My advice on lifestyle issues, like constipation or obesity, was likely to fall on unwelcome or deaf ears.
"You basically mean there's nothing we can do?"
Our culture of "expertise" has eroded parents' confidence in their own judgment, and our societal trend towards sensationalism, where silent dangers lurk in every corner, erodes their confidence in their doctor's judgment. Tummy aches on school mornings demand a pediatric gastroenterologist, and headaches are being evaluated carefully only if a CT scan is involved.
For our part, primary-care physicians are under immense pressure to see ever greater numbers of patients, and to do it all ourselves, since insurance companies are not going to pay for a nutritional discussion with a nurse. A healthcare model centered on physician productivity rather than quality has robbed us of our greatest tool - time to talk with our patients. And it generally takes a lot more time to talk a patient out of an unnecessary intervention than into one. Yet just when our patients need us the most to help them navigate the complex world of medicine, we are intently watching the clock.
One thing is clear to me after a 20-year career of taking care of children: parents and pediatricians want the same thing - a healthy child. Yet the financial stresses and incentives that health insurance puts on all parties, combined with employment pressures and a cultural bent toward the quick fix, have cast doctors and patients into roles that, while not of our own making, seem to put us at odds.
The pendulum is slowly swinging back, as parents and pediatricians alike come to understand the dangers and ineffectiveness of overmedicalization of childhood. My wish for parents is that they understand the profound value of the doctor-patient relationship, as well as the meaningful kinds of relationships they can have with other healthcare providers. From a doctor's perspective, that relationship is what keeps us in the game despite the long hours and personal sacrifices. It arms us against all the insults insurance companies throw at us and keeps us from banging our heads against the wall when hamstrung by paperwork. It is what reminds us why we went into medicine.

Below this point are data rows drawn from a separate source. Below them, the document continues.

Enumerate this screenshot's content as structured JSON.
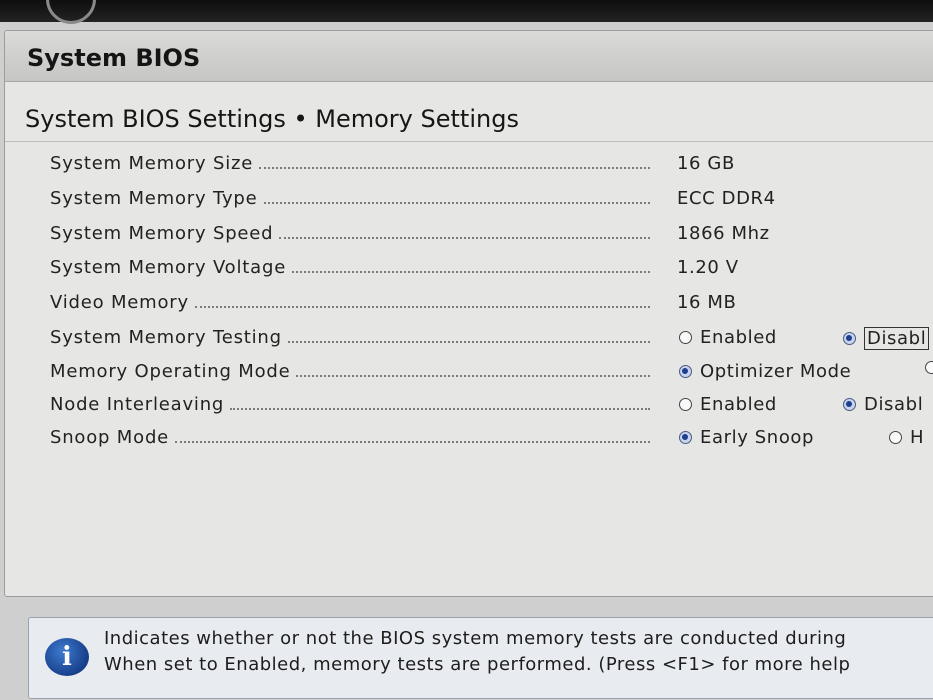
{
  "window": {
    "title": "System BIOS"
  },
  "breadcrumb": {
    "text": "System BIOS Settings • Memory Settings"
  },
  "settings": [
    {
      "label": "System Memory Size",
      "value": "16 GB"
    },
    {
      "label": "System Memory Type",
      "value": "ECC DDR4"
    },
    {
      "label": "System Memory Speed",
      "value": "1866 Mhz"
    },
    {
      "label": "System Memory Voltage",
      "value": "1.20 V"
    },
    {
      "label": "Video Memory",
      "value": "16 MB"
    },
    {
      "label": "System Memory Testing",
      "options": [
        "Enabled",
        "Disabl"
      ],
      "selected": "Disabl"
    },
    {
      "label": "Memory Operating Mode",
      "options": [
        "Optimizer Mode"
      ],
      "selected": "Optimizer Mode"
    },
    {
      "label": "Node Interleaving",
      "options": [
        "Enabled",
        "Disabl"
      ],
      "selected": "Disabl"
    },
    {
      "label": "Snoop Mode",
      "options": [
        "Early Snoop",
        "H"
      ],
      "selected": "Early Snoop"
    }
  ],
  "help": {
    "icon": "info-icon",
    "line1": "Indicates whether or not the BIOS system memory tests are conducted during",
    "line2": "When set to Enabled, memory tests are performed. (Press <F1> for more help"
  },
  "colors": {
    "radio_selected": "#1e3f8c",
    "help_icon": "#2a5db0"
  }
}
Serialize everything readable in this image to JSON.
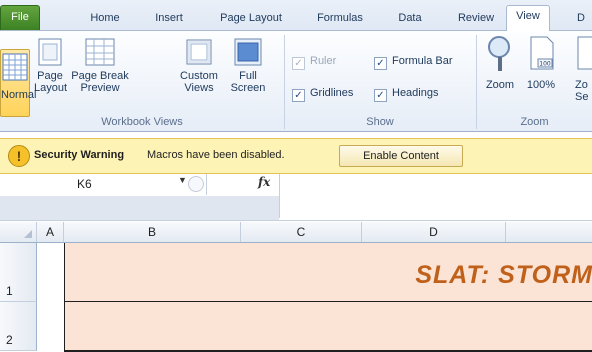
{
  "tabs": {
    "file": "File",
    "home": "Home",
    "insert": "Insert",
    "page_layout": "Page Layout",
    "formulas": "Formulas",
    "data": "Data",
    "review": "Review",
    "view": "View",
    "cutoff": "D"
  },
  "ribbon": {
    "workbook_views": {
      "label": "Workbook Views",
      "normal": "Normal",
      "page_layout": [
        "Page",
        "Layout"
      ],
      "page_break": [
        "Page Break",
        "Preview"
      ],
      "custom_views": [
        "Custom",
        "Views"
      ],
      "full_screen": [
        "Full",
        "Screen"
      ]
    },
    "show": {
      "label": "Show",
      "ruler": "Ruler",
      "formula_bar": "Formula Bar",
      "gridlines": "Gridlines",
      "headings": "Headings",
      "ruler_checked": true,
      "formula_bar_checked": true,
      "gridlines_checked": true,
      "headings_checked": true
    },
    "zoom": {
      "label": "Zoom",
      "zoom": "Zoom",
      "hundred": "100%",
      "zoom_to_sel": [
        "Zo",
        "Se"
      ]
    }
  },
  "security": {
    "title": "Security Warning",
    "message": "Macros have been disabled.",
    "button": "Enable Content"
  },
  "formula_bar": {
    "name_box": "K6",
    "fx": "fx",
    "formula": ""
  },
  "grid": {
    "columns": [
      "A",
      "B",
      "C",
      "D"
    ],
    "rows": [
      "1",
      "2"
    ],
    "title": "SLAT: STORM"
  },
  "colors": {
    "accent_file_tab": "#3c8224",
    "title_fill": "#fbe4d6",
    "title_text": "#c0611b",
    "warning_bar": "#fdf3b5"
  }
}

But perhaps most important of all, this relationship is at the very heart of health and the healing process. We cannot tolerate a healthcare system that sabotages that relationship by limiting the ways healthcare can be delivered while incentivizing rapid patient turnover, tests, and procedures. We must not be forever tempted by the appearance of quick fixes. As we approach healthcare reform, we must raise the doctor-patient partnership up. We, the patients and the doctors, must continue to see value in the relationship, and work to maintain it. We must listen to each other, respect each other, and trust that we are indeed working toward a shared goal.
Maggie Kozel is a retired pediatrician and author of the medical memoir, "The Color of Atmosphere: One Doctor's Journey In and Out of Medicine." Her blogs on health care reform have appeared regularly on the Huffington Post as well as in the New York Times Well blog and on KevinMD.com. She currently teaches high school science in Providence, R.I.